铁豹奇怪地道:“主公,这几天您不用去值房的,昨天路大人等临走时吩咐了,您好好地休息几天,有什么事情他们会在第一时间来向您禀报的。”
李世哦了一声,拍拍脑袋,“忘了,都有些糊涂了,既然这样,我们去书房吧。”
到书房屁股还没有坐势,铁豹泡的茶还冒着腾腾热气,外面已是传来急急的脚步声,铁豹的声音也传了过来,“路大人,您怎么这么早就过来了?”
路一鸣一路小跑,气喘吁吁地道:“主公来了没有?”
“来了,来了!”铁豹道。
路一鸣急步而入,“大帅,卫州开战了!”他扬起手里的一封信件。“卫州八百里加急,今天一大早信使赶回定州城,十天之前,曾吕联军十万余人向卫州发动攻击,南军将领蓝山统帅所部两万南军精锐为后援。”
李世一下了站了起来,走向一面墙前,哗啦一声拉开蒙在墙上的一面布帷,那面墙上,挂着一副极大的卫州地图。
“对方进攻线路如何?”
路一鸣走到地图跟前,打开手里的信件,一边看着田丰写的军报,一面给李世大声地诵读,随着路一鸣的声音,李世在地图上画出数道箭头,所有箭头的目标都是直指卫州城。

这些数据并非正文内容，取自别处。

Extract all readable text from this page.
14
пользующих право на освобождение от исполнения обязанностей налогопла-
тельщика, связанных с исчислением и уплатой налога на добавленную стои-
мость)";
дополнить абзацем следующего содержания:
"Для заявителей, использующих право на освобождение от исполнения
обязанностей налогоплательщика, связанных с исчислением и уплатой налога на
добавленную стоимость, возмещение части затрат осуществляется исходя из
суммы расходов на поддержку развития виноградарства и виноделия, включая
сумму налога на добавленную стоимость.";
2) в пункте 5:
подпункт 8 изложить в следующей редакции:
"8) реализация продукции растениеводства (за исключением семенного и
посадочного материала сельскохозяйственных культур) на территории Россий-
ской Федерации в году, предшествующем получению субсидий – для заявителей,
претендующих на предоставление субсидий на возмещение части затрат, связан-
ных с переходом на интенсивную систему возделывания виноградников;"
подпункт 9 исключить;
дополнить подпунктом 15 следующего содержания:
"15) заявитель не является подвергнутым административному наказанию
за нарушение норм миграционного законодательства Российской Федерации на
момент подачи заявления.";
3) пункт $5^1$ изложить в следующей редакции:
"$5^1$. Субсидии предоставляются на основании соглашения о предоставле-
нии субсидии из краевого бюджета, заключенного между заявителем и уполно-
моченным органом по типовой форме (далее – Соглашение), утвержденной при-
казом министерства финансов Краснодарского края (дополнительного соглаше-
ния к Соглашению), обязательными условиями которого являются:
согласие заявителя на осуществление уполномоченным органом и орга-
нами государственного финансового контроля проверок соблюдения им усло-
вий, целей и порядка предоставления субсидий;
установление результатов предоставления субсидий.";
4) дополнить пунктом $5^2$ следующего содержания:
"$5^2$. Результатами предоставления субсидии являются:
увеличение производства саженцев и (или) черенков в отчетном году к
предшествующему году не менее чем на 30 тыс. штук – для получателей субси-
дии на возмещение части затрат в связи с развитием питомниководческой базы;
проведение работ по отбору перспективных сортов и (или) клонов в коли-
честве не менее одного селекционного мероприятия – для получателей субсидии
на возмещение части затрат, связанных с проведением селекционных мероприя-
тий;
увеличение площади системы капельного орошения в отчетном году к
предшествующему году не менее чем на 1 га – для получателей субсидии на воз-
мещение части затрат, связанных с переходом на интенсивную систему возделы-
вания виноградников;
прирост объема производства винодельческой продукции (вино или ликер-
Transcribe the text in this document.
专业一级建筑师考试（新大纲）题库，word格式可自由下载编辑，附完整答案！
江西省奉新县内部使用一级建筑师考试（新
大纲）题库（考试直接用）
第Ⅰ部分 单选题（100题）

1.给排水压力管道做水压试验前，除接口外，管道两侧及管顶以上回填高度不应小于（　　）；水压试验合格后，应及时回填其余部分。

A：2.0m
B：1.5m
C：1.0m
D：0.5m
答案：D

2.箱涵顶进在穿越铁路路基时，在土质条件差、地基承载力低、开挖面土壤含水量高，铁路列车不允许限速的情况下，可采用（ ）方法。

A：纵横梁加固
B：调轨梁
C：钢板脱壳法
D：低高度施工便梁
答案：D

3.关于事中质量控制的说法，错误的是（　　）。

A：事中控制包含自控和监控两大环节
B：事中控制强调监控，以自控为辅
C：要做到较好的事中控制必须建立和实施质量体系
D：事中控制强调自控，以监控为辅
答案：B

凝视着墙上的地图,李世的眉头皱了起来,“对方的准备很充足啊,这份进攻计划制定得很详细,也很完美,对我们的弱点看得极准,田丰兵力不足啊,吕大临的军队到了那里了?”
“主公,还刚刚到芦州,原计划是在芦州集结完毕之后,再开拔到卫州,但对方抢在前面发动攻击,可就让我们有些被动了。田丰手中只有不到五万军力,但要守这么大的地方,实在是很困难的。”
李世点点头,“田丰在信中是怎么说的?”
“田大将军说,他要收缩兵力,放弃一些地方,此事未经主公许可便已开始实施,还请您恕他先斩后奏的罪过。”
“这是说那里话,我们定州的统兵将军,都有临机决断之权,仗往那里打,我说了算,仗怎么打,那是他们的事情,我看得是结果。田丰做得很好,必须有所取舍,如果处处皆守,必然处处失守,只要田丰能在吕大临集结完毕到达卫州之前,守住一些关键的地方,对方便不敢贸然行事。”李世道。
“田丰老将,手下又有魏鑫,吕大兵,田新宇等一批能征善战的猛将,必然不会让大帅失望的。”路一鸣道。
哗地一声拉上帷幕,李世道:“走,去内阁值房。”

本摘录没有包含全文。